What are primary keys in your data?

#data %>% count(colony_reno_pct, colony_lost_pct) %>% filter(n > 10)

Can you divide your data into two?

Divide it using dplyr::select in a way the two have a common variable, which you could use to join the two.

#colony_1sthalf <- data %>% select(year:colony_lost)
#colony_2ndhalf <- data %>% select(colony_lost:colony_reno_pct)

Can you join the two together?

Use tidyr::left_join or other joining functions.

#left_join(colony_1sthalf, colony_2ndhalf)

Chapter 14

Tools

Detect matches

#data %>%
   # summarise(sum(str_detect(colony_lost_pct, "4$")))

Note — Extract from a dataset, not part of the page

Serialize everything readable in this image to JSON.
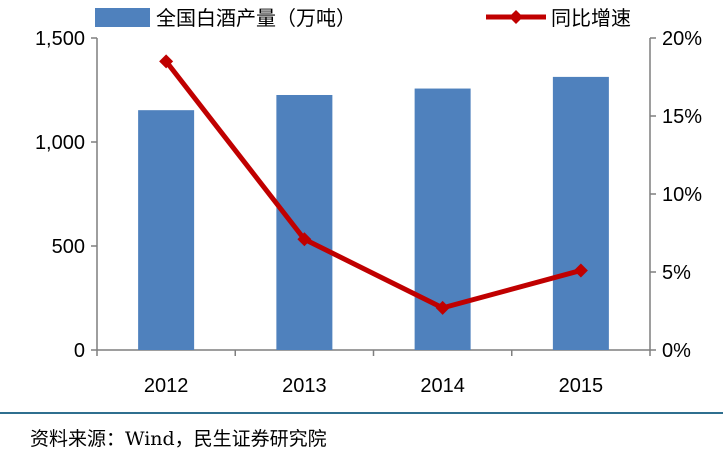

#str_detect(data$colony_lost_pct,"4$")
#sum(str_detect(data$colony_lost_pct,"4$"))

Extract matches

states <- c("Connecticut", "Massachusetts", "Pennsylvania", "New York", "New Jersey", "New Hampshire", "Vermont", "Maine")
state_new_eng <- str_c(states, collapse = "|")

Replacing matches

#data %>% mutate(colony_lost = colony_lost_pct %>% str_replace("[A-Z]", "-"))
#data %>% mutate(colony_lost = colony_lost_pct %>% str_replace_all("[A-Z]", "-"))